= Jacques-Marie Deschamps =

French playwright and writer (1750–1826)

Jacques-Marie Deschamps (/fr/; 1750, Paris – 1826) was an 18th–19th-century French playwright, librettist and writer.

During the French First Empire, Deschamps was Joséphine de Beauharnais's "secrétaire des commandements" and remained at her service after the divorce from Napoléon.

Deschamps presented la Revanche forcée (1792), Piron chez ses amis (1792), Poinsinet ou que les gens d’esprit sont bêtes (1793), Dufresny ou le Mariage impromptu (1796) at Théâtre du Vaudeville as well as some other plays in collaboration with Barré, Radet, Desfontaines, Desprez, the opéra comique Claudine (1794), oratorios, etc.

He authored the lyrics of a Hymne à l'Étre Suprême sung by children 20 prairial an II.

Deschamps gave the Théâtre des Arts Le Pavillon du Calife, ou Almanzor et Zobéïde, opera in two acts and in free verse, in collaboration with Jean-Baptiste-Denis Despré and Étienne Morel de Chédeville, music by Nicolas Dalayrac, 12 April 1804 (22 germinal an XII ). This opera wasn't performed after the third presentation.

He also translated some novels from English such as A Simple Story by Elizabeth Inchbald (1796, 2 vol. in-8°) among others, and gave a French version in verse of Il bardo della Selva Nera by Vincenzo Monti, (1807, in-8°).

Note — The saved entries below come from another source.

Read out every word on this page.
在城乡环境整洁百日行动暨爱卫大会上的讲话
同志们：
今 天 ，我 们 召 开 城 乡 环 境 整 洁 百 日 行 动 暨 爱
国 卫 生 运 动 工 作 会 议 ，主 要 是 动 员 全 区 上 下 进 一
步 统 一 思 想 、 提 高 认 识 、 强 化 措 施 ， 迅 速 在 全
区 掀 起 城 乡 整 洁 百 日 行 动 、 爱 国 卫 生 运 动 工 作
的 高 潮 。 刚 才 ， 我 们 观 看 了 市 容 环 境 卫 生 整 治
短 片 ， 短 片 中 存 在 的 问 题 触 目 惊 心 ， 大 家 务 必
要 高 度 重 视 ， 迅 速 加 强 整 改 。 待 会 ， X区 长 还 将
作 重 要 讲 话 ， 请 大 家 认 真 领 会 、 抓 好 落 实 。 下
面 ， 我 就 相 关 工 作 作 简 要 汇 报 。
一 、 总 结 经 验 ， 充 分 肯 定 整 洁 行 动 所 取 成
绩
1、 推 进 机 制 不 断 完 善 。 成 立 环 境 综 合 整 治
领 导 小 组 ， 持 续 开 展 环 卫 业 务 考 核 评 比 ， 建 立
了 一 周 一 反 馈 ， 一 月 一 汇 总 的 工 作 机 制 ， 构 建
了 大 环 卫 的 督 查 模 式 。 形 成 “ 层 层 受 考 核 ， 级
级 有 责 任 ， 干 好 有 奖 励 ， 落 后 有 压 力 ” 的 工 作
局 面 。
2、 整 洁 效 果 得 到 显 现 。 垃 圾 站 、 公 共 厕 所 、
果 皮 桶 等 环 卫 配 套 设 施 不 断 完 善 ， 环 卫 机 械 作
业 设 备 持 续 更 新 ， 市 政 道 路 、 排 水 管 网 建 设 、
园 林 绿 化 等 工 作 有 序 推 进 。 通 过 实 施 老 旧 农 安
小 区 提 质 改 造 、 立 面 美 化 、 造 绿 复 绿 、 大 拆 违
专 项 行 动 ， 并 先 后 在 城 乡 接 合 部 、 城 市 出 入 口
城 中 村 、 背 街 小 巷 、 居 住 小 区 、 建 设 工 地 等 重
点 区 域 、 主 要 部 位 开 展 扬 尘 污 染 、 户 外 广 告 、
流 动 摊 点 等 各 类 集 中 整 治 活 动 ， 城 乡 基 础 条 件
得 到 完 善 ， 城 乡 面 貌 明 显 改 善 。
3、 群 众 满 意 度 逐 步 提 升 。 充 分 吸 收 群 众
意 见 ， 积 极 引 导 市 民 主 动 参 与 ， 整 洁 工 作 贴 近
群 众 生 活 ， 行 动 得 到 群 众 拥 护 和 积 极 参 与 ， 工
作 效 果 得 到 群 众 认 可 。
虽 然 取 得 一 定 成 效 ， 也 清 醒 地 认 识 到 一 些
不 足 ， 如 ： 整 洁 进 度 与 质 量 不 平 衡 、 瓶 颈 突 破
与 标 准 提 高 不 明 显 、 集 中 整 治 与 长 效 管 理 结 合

Deschamps wrote the libretto for Ossian, ou Les bardes, opera by Jean-François Le Sueur (1804).

He collaborated with the Journal littéraire of Clément de Dijon.

== Sources ==
- Charles Dezobry, Théodore Bachelet and a Société of writers, professors and scholars, Dictionnaire général de biographie et d'histoire de mythologie, de géographie ancienne et moderne comparée, des antiquités et des institutions grecques, romaines, françaises et étrangères, vol. 1, Paris, Charles Delagrave et Cie, 1866, 4th ed. (1st ed. 1857), VII-993 p., 2 vol. and supplement, (p. 780).
- Gustave Vapereau, Dictionnaire universel des littératures, vol. 1, Paris, Hachette, 1876, XVI-2096 p., 3 vol.; 25 cm, (p. 613) col. 1 et 2.